L'emploi dans le secteur médico-social et hospitalier dans le Grand Est

L'emploi dans le secteur médico-social et hospitalier dans le Grand-Est

Selon une étude réalisée par l'Insee en 2020 sur les besoins en aides à domicile et agents de services hospitaliers, la région Grand-Est va devoir recruter en nombre dans les dix prochaines années. Une des causes principales est afférente à l’augmentation de la population de personnes âgées dépendantes.

En effet dans le Grand Est, près d’un emploi sur huit est exercé dans le secteur sanitaire et social en 2017. Avec 3 300 aînés dépendants de plus par an, il faudrait créer 2 000 emplois supplémentaires chaque année jusqu’en 2030 dans les professions sanitaires afin de permettre le maintien du niveau de service existant compte tenu des départs à la retraite et des mobilités du personnels.

Cette situation implique le remplacement d’un actif sur vingt-neuf annuellement.

Les besoins régionaux sont encore plus élevés dans l’aide à domicile et les services hospitaliers, où une baisse des effectifs progresse au fils des années.

Léger recul des professions sociales entre 2012 et 2017

En 2017, dans le Grand-Est, 274 200 personnes exercent une profession du secteur sanitaire et social, représentant près d’un emploi sur huit. C’est un peu moins qu’en métropole, hors de l'Île-de-France.

Entre 2012 et 2017, le Grand-Est comptait 8 300 postes de plus dans le milieu sanitaire et social, alors qu’entre 2007 et 2012, il en avait gagné 24 600. Comme au niveau national, le social est en recul avec une baisse du nombre d’assistantes maternelles et d’aides à domicile.

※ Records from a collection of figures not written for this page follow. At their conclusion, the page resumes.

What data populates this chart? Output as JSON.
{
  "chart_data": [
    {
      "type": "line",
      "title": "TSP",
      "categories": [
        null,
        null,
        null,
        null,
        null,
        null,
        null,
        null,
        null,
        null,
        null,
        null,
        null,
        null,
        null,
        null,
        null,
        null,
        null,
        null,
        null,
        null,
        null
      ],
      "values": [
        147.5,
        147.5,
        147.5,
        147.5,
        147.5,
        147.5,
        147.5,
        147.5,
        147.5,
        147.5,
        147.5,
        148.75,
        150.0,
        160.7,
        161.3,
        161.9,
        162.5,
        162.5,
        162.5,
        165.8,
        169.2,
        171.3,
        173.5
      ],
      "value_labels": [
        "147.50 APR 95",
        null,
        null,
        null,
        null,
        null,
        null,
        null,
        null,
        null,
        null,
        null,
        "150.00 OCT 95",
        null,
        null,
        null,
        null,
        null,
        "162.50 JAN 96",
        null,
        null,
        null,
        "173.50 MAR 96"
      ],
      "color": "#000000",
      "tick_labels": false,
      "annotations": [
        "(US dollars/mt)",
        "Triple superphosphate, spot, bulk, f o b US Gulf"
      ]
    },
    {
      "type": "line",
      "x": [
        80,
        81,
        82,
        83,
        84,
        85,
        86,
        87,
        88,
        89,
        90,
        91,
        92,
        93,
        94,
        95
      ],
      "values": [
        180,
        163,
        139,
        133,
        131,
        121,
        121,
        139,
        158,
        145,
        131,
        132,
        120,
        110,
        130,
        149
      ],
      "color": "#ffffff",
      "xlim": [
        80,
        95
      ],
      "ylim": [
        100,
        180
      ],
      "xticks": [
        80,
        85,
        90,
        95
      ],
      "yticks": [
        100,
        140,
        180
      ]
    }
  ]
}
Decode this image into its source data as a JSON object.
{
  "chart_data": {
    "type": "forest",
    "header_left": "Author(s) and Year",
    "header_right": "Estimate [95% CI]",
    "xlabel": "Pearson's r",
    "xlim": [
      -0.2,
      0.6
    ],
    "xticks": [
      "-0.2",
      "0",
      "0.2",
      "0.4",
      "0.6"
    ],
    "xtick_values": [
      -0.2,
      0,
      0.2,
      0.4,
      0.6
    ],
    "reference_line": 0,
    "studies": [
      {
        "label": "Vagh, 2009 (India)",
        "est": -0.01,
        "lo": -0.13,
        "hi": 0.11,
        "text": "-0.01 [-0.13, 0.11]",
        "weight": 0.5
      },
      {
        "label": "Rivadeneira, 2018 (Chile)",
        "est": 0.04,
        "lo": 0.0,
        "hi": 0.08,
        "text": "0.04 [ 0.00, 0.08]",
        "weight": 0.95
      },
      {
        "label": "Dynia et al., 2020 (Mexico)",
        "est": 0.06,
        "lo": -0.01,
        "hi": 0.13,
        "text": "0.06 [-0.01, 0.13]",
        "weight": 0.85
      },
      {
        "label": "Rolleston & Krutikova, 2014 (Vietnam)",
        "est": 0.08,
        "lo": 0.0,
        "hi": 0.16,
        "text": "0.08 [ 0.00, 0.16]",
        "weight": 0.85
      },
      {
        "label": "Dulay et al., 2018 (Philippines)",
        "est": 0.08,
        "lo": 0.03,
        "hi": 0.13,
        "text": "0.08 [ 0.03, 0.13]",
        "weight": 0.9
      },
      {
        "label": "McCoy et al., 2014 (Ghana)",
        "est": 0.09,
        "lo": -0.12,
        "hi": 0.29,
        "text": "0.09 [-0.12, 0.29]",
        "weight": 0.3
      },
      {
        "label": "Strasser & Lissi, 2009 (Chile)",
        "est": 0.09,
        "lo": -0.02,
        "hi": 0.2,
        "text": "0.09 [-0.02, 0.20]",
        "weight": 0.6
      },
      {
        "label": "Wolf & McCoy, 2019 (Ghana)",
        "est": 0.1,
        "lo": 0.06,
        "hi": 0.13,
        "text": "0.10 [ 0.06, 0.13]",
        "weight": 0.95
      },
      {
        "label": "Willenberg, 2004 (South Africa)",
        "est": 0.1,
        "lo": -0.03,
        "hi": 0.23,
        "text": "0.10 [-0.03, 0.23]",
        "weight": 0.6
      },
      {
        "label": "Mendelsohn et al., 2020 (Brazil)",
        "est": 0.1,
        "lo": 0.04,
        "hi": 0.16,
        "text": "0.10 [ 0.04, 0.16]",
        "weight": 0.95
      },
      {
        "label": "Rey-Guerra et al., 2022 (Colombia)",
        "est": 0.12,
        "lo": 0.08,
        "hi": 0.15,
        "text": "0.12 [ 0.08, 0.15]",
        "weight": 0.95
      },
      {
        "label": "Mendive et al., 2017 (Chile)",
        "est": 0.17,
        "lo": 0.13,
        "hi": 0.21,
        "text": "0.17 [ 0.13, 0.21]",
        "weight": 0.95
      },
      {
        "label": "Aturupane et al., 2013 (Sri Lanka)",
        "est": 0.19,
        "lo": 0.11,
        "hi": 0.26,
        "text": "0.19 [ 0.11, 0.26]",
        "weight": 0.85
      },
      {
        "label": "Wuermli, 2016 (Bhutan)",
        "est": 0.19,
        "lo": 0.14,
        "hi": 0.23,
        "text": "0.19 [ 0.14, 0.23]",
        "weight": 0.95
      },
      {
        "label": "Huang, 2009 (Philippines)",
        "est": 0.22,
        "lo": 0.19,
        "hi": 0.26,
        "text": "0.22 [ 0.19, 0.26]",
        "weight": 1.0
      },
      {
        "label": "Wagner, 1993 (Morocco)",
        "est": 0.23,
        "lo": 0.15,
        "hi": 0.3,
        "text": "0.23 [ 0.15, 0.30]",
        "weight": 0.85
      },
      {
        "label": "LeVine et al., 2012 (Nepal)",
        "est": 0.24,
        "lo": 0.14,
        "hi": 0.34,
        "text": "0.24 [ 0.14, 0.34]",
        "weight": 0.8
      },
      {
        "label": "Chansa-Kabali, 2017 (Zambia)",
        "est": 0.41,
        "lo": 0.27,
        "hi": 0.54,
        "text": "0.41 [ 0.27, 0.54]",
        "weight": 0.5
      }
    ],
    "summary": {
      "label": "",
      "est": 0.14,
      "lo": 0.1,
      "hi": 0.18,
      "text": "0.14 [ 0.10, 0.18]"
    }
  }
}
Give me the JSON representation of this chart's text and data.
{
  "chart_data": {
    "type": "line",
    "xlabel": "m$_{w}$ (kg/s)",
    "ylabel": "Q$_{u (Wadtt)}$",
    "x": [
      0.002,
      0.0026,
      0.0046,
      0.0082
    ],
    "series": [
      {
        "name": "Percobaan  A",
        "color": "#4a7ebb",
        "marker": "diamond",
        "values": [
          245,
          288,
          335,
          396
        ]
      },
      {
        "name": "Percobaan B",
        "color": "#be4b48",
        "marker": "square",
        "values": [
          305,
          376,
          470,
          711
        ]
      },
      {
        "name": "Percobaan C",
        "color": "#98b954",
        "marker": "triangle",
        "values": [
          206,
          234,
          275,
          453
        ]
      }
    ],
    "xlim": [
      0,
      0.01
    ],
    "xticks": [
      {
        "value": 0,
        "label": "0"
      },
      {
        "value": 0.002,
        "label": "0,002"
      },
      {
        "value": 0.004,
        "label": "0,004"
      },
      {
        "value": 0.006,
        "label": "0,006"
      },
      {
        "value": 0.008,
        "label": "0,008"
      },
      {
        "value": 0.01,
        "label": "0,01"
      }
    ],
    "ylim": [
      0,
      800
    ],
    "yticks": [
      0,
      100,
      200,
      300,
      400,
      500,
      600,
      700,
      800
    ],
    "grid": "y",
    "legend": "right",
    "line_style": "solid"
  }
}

Les aides-soignants et les infirmiers sont moins nombreux qu’il y a dix ans

Alors que les effectifs des seniors ont augmenté fortement entre 2002 et 2017, ceux des aides-soignants ont diminué (baisse de 6,6 %) et ceux des infirmiers stagnent depuis 2012. Cela a engendré, une baisse du niveau de service qui s’accélère à la fin de la période.

Sans pour autant compenser cette baisse, le niveau des professions libérales progresse et concerne principalement le métier d’infirmier, mais également d’autre professions de la santé (orthophonistes, orthoptistes, psychomotriciens, podologues, diététiciens, puériculture, masseur kinésithérapeute) progressent encore davantage. Les effectifs de ces professions ont doublé en dix ans, pendant que ceux des salariés sont en baisse.

Création projetée de 2 000 emplois sanitaires chaque année d’ici 2030

D’après les projections de l’Insee, pour maintenir ce niveau de service, 26 200 emplois seraient à créer dans le secteur sanitaire et social entre 2017 et 2030, dont 7 400 postes d’aides-soignants, 7 000 d’infirmiers salariés et 1 700 d’aide à domicile. Sur l’ensemble des postes, 3 800 seraient destinés à la prise en charge de la dépendance à domicile et 2 500 à la dépendance en institution.

Projections d’emplois des professions sanitaires et sociales, dont emplois liés à la dépendance dans le Grand Est

Les aides à domicile et les aides-soignants en progression avec celle de la dépendance.

Tableau des besoins d'emplois sanitaires et sociales

Sources : Insee, projections Omphale ; Drees, enquête EHPA 2015 et VQS 2014.

De forts besoins en formation

Chaque année, le nombre de professionnels à recruter pour atteindre les niveaux d’emploi projetés, compte tenu des départs de fin de carrière et des mobilités, correspondrait à 1/29e des actifs en exercice en 2017 dans le domaine sanitaire et 1/36e dans le social représentants alors de forts besoins.

Dans le champ social, attirer davantage de candidats est un enjeu pour cette activité, cherchant à recruter chaque année l’équivalent d’un vingt-et-unième de ses effectifs, avec des effectifs projetés même revus à la hausse.

L'emploi dans le secteur médico-social

Le recrutement s'avère être un enjeu majeur pour toute structure. La problématique de l'emploi dans le secteur médico-social est caractérisée par de nombreuses difficultés. Le besoin de professionnels dans ce secteur ne cesse de se renforcer au fil des années.